Kakadu National Park
Tumbling waterfalls cascade into crystal-clear rock pools in Kakadu National Park, Australia's largest national park. It's been listed by UNESCO for both its natural and cultural value, which neatly sums up the park's sweeping magic. At Ubirr (Obiri Rock) and Nourlangie Rock there are galleries of Aboriginal rock paintings, many dating back over 20,000 years.
Sail out to the Tiwi Islands
By visiting the Tiwi Islands – a small offshore archipelago comprising of Bathurst Island and Melville Island, reachable by ferry – you'll be experiencing Aboriginal islands with a unique culture largely sheltered from the mainland (although that said, the locals are huge Aussie rules fans – try to time your visit with a match).
Soak in natural hot springs
Few things are more appealing to a highway-fatigued road tripper than the prospect of a soak in natural hot springs, making the thermal 'bathtubs' at Mataranka deeply appealing. The clear waters, with a constant heat at body temperature, surrounded by palm forest, are a recipe for refreshment.
Spot crocs in the Top End
Go on a boat cruise and explore the waterways along Kakadu's South Alligator River or scenic Yellow Water Billabong, spotting crocodiles as you go. A fully grown 'saltie', seen close at hand in the wild, is an unforgettable sight. You may also catch a glimpse of the graceful jabiru (Australia's only stork) wading among the water lilies.
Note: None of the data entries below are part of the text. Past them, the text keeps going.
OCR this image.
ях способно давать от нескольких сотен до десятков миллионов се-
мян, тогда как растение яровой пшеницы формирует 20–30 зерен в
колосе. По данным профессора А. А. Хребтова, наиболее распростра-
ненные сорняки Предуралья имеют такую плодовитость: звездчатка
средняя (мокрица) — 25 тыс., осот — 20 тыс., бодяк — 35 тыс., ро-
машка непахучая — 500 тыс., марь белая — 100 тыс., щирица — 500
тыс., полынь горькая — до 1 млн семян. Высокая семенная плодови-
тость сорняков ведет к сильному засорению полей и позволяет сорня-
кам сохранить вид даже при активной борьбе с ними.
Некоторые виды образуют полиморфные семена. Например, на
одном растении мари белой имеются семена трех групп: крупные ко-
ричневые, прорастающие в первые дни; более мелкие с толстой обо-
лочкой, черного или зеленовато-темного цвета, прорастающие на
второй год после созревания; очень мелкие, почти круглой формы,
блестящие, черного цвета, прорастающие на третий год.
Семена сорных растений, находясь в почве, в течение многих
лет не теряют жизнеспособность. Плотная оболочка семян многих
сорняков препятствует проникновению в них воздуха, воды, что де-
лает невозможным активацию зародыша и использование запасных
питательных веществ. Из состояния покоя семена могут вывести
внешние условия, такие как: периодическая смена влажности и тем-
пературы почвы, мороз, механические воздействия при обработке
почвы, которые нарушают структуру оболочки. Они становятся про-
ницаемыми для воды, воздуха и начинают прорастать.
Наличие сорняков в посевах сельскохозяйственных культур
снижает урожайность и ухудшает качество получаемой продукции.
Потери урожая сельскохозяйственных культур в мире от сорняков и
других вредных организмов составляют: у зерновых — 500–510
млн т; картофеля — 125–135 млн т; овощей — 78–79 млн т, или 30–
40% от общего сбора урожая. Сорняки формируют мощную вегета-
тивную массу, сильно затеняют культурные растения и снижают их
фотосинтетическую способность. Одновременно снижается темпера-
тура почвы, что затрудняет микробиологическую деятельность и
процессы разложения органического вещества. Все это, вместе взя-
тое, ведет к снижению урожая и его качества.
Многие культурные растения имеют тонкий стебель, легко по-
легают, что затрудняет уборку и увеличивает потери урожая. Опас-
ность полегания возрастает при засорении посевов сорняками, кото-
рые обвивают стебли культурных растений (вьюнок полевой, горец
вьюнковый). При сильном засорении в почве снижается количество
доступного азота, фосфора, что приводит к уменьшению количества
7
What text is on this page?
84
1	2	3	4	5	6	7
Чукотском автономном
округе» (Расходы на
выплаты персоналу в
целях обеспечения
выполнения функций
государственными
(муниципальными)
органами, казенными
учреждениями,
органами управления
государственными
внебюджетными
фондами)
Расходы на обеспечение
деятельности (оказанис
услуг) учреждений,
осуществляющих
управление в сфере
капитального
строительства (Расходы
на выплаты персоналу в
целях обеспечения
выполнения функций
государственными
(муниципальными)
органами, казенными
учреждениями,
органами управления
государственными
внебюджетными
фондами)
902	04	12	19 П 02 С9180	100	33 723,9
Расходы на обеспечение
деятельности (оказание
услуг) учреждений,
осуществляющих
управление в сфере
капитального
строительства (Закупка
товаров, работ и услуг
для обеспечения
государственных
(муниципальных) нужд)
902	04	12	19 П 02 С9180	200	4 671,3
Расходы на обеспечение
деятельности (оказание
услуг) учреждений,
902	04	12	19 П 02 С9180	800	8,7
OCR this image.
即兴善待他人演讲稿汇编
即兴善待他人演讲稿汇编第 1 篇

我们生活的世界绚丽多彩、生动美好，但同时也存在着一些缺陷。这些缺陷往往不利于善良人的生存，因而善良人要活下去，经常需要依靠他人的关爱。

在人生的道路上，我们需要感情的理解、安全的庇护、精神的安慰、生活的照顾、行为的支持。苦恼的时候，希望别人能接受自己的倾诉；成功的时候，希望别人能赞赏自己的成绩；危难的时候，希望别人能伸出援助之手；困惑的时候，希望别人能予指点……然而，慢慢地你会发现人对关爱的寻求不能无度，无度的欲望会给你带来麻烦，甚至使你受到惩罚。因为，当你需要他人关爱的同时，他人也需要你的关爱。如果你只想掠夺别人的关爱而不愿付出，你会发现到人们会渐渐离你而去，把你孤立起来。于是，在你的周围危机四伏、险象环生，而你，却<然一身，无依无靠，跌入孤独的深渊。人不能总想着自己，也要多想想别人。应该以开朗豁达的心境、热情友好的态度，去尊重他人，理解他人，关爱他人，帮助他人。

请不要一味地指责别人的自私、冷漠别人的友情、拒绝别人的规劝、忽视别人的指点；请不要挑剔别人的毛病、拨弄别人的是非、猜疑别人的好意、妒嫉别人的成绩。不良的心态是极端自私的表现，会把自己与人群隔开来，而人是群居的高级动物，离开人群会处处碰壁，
Stop off at The Devils Marbles
The long drive down the Stuart Highway holds a number of worthwhile detours, including the so-called Devils Marbles, impressively vast boulders strewn across a barren landscape north of Alice. They're close enough to the road to form an easy stop-off. Aboriginal belief holds that they were once serpents' eggs.
Take a helicopter ride
Take a scenic helicopter ride above Nitmiluk (Katherine) Gorge, one of Australia's great natural wonders. All 13 of the park's gorges – which follow on from each other in one connecting line – have their own colours and characteristics. Canoe hire and dinner cruises are also available.
Visit Arnhem Land
East of Kakadu – and utterly dwarfing it in size – lies the near-pristine expanse of Arnhem Land, a permit-only area that remains in Aboriginal hands. Various operators offer tours into the region, ranging from one-day excursions to multi-day fishing trips. It's a special and spectacular part of the country.
Walk the rim of Kings Canyon
Often overshadowed by Uluru to the south, Kings Canyon is another epic natural formation in Australia's outback heartland. Get up early to walk the rim of the canyon itself, which affords stunning views across the landscape. Take a rest at the 'Garden of Eden', a sheltered green waterhole.